Verastem Oncology is currently conducting clinical trials with avutometinib in RAS/MAPK driven tumors as part of its Raf And Mek Program or RAMP. Verastem is currently enrolling patients and activating sites for RAMP 301 (NCT06072781) an international Phase 3 confirmatory trial evaluating the combination of avutometinib and defactinib, a selective FAK inhibitor, versus standard chemotherapy or hormonal therapy for the treatment of recurrent low-grade serous ovarian cancer (LGSOC). RAMP 201 (NCT04625270) is a Phase 2 registration-directed trial of avutometinib in combination with defactinib in patients with recurrent LGSOC and enrollment has been completed for the RAMP 201 trial.

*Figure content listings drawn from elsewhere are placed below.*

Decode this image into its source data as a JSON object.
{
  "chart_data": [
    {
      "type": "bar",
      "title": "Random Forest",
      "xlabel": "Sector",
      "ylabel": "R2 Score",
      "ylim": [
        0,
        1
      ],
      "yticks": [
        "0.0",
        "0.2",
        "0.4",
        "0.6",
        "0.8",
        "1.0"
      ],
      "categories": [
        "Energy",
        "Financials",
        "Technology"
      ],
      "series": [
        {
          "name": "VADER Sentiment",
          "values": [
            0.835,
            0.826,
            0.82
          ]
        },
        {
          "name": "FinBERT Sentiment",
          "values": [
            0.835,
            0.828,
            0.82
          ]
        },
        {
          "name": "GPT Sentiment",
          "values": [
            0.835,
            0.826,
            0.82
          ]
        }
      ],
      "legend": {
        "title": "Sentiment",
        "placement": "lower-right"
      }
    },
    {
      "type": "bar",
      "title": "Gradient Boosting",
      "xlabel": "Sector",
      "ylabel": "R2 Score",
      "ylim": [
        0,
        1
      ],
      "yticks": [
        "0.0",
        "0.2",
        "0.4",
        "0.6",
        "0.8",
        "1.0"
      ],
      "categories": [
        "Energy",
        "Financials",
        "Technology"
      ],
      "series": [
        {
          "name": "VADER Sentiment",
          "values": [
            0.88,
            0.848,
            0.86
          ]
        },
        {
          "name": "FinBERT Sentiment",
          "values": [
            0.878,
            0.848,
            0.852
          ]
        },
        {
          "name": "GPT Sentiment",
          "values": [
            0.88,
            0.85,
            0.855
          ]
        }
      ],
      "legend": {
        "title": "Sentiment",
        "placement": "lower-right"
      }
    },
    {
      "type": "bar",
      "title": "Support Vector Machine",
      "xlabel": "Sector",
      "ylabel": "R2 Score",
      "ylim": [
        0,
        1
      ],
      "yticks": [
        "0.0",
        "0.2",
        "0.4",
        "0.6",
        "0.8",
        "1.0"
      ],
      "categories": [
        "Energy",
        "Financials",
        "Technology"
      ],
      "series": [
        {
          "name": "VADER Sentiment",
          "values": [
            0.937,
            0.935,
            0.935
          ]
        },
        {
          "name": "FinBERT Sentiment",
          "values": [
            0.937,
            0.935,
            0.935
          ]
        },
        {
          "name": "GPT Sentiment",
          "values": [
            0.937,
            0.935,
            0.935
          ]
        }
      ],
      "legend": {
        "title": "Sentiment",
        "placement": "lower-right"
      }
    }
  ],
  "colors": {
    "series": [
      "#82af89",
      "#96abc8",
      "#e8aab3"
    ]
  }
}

Verastem initiated a rolling New Drug Application (NDA) submission in May 2024 to the U.S. Food and Drug Administration (FDA) for the investigational combination of avutometinib and defactinib in adults with recurrent KRAS mutant LGSOC who received at least one prior systemic therapy and expects to complete its NDA submission in the second half of 2024 with a potential FDA decision in the first half of 2025. The FDA granted Breakthrough Therapy Designation of the investigational combination of avutometinib and defactinib for the treatment of all patients with recurrent LGSOC after one or more prior lines of therapy, including platinum-based chemotherapy. Avutometinib alone or in combination with defactinib was also granted Orphan Drug Designation by the FDA for the treatment of LGSOC.

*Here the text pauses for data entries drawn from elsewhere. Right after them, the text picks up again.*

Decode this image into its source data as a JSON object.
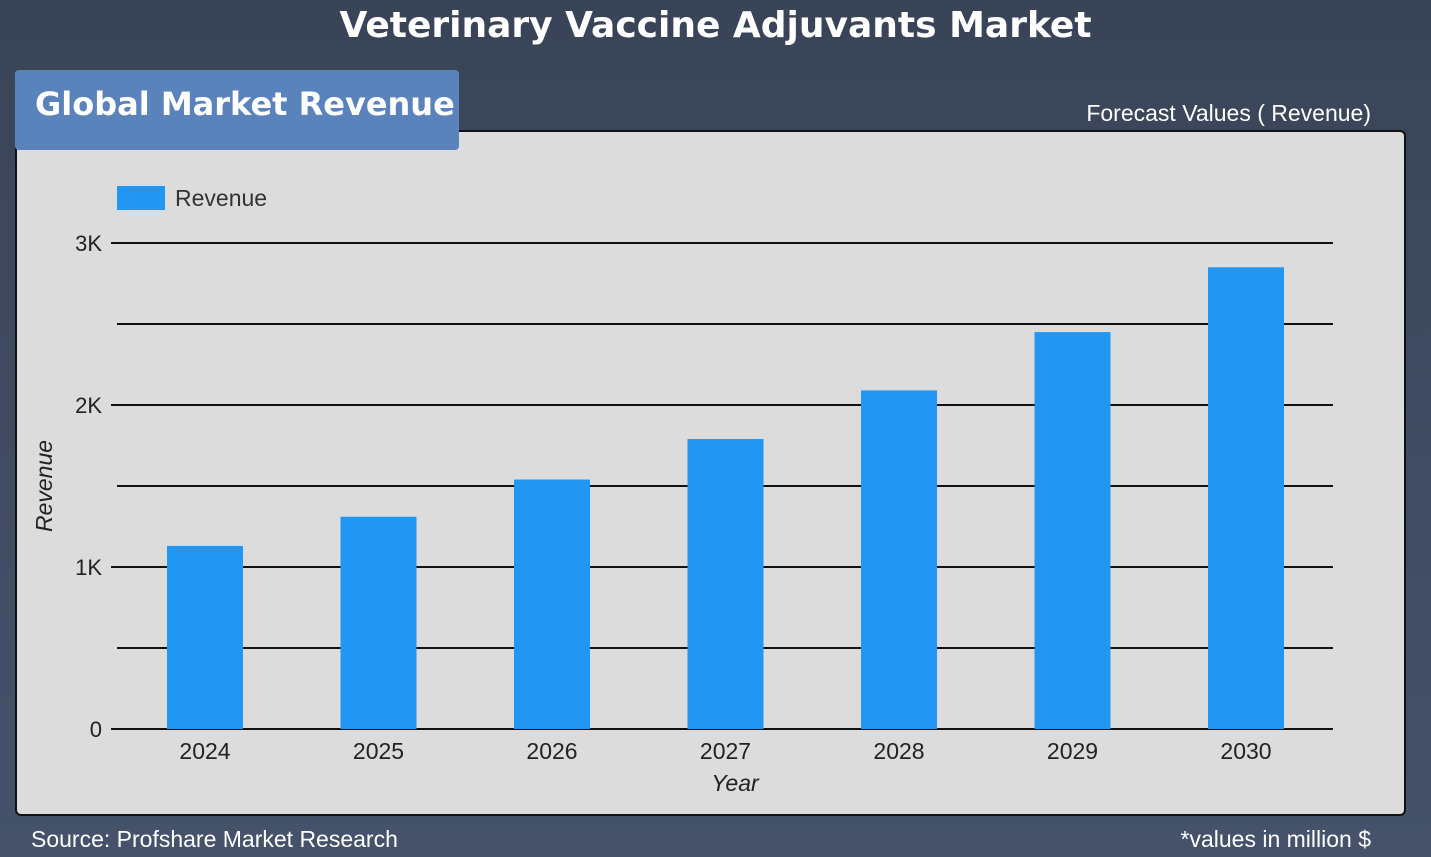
{
  "header": {
    "title": "Veterinary Vaccine Adjuvants Market",
    "badge": "Global Market Revenue",
    "forecast_label": "Forecast Values ( Revenue)"
  },
  "footer": {
    "source": "Source: Profshare Market Research",
    "unit_note": "*values in million $"
  },
  "colors": {
    "bar": "#2196f3",
    "panel": "#dcdcdc",
    "badge": "#5a82bb"
  },
  "chart_data": {
    "type": "bar",
    "categories": [
      "2024",
      "2025",
      "2026",
      "2027",
      "2028",
      "2029",
      "2030"
    ],
    "series": [
      {
        "name": "Revenue",
        "values": [
          1130,
          1310,
          1540,
          1790,
          2090,
          2450,
          2850
        ]
      }
    ],
    "xlabel": "Year",
    "ylabel": "Revenue",
    "ylim": [
      0,
      3000
    ],
    "yticks": [
      0,
      1000,
      2000,
      3000
    ],
    "ytick_labels": [
      "0",
      "1K",
      "2K",
      "3K"
    ],
    "grid": true,
    "legend": "top-left"
  }
}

Verastem Oncology has established clinical collaborations with Amgen and Mirati to evaluate LUMAKRAS (sotorasib) in combination with avutometinib and defactinib and KRAZATI (adagrasib) in combination with avutometinib in KRAS G12C mutant NSCLC as part of the RAMP 203 (NCT05074810) and RAMP 204 (NCT05375994) trials, respectively. The RAMP 205 (NCT05669482), a Phase 1b/2 clinical trial evaluating avutometinib and defactinib with gemcitabine/nab-paclitaxel in patients with front-line metastatic pancreatic cancer, is supported by the PanCAN Therapeutic Accelerator Award. FDA granted Orphan Drug Designation to avutometinib and defactinib combination for the treatment of pancreatic cancer.